>>472028You bastard. You vulgar little faggot. You worthless bag of filth. As they say in Perth... I’ll bet you couldn’t pour piss out of a boot with instructions on the heel. You are a wanker. A Tony Abbott that won’t go away. I would rather kiss a kangaroo than be seen with you.
You’re a putrescent mass, a walking vomit. You are a spineless little snake deserving nothing but the profoundest contempt. You are an asshole, a twat, a wallaby, a pisssnake. Your life is a monument to stupidity. You are a stench, a revulsion, a big suck on a sour lamington.
You are a bleating koala, a curdled staggering mutant dwarf smeared richly with the effluvia and offal accompanying your alleged birth into this world. An insensate, blinking spider, meaningful to nobody, abandoned by the puke-drooling, giggling beasts who sired you and then killed themselves in recognition of what they had done.
I will never get over the embarrassment of belonging to the same planet as you. You are a monster, an emu, a malformation. I barf at the very thought of you. You have all the appeal of vegemite. Lepers avoid you. You are vile, worthless, less than nothing. You are a weed, a fungus, the dregs of this earth. And did I mention you smell?

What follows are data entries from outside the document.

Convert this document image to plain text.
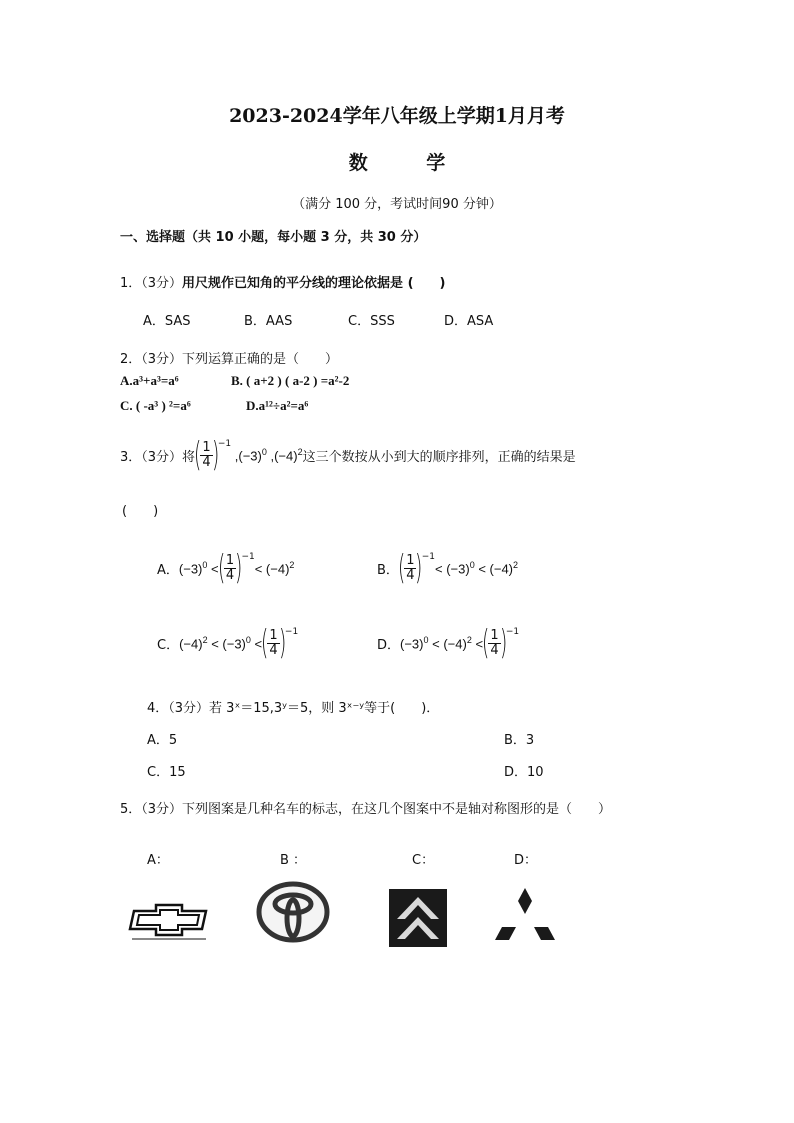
2023-2024学年八年级上学期1月月考
数 学
（满分 100 分，考试时间90 分钟）
一、选择题（共 10 小题，每小题 3 分，共 30 分）
1．（3分）用尺规作已知角的平分线的理论依据是 (　　)
A．SAS	B．AAS	C．SSS	D．ASA
2．（3分）下列运算正确的是（　　）
A.a³+a³=a⁶	B. ( a+2 ) ( a-2 ) =a²-2
C. ( -a³ ) ²=a⁶	D.a¹²÷a²=a⁶
3．（3分）将
( 1
4 )
−1
$,(-3)^0$ $,(-4)^2$ 这三个数按从小到大的顺序排列，正确的结果是
(　　)
A． $(-3)^0$ <
( 1
4 )
−1
< $(-4)^2$	B．
( 1
4 )
−1
< $(-3)^0 < (-4)^2$
C． $(-4)^2 < (-3)^0$ <
( 1
4 )
−1
D． $(-3)^0 < (-4)^2$ <
( 1
4 )
−1
4．（3分）若 3ˣ＝15,3ʸ＝5，则 3ˣ⁻ʸ等于(　　)．
A．5	B．3
C．15	D．10
5．（3分）下列图案是几种名车的标志，在这几个图案中不是轴对称图形的是（　　）
A：	B ：	C：	D：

Try to edit your responses of unnecessary kangaroos before attempting to impress us with your insight. The evidence that you are a fuckhead will still be available to readers, but they will be able to access it more rapidly.
You snail-skulled little wombat. Would that a hawk pick you up, drive its beak into your brain, and upon finding it rancid set you loose to fly briefly before spattering the ocean rocks with the frothy pink shame of your ignoble blood. May you choke on the queasy, convulsing nausea of your own trite, foolish beliefs.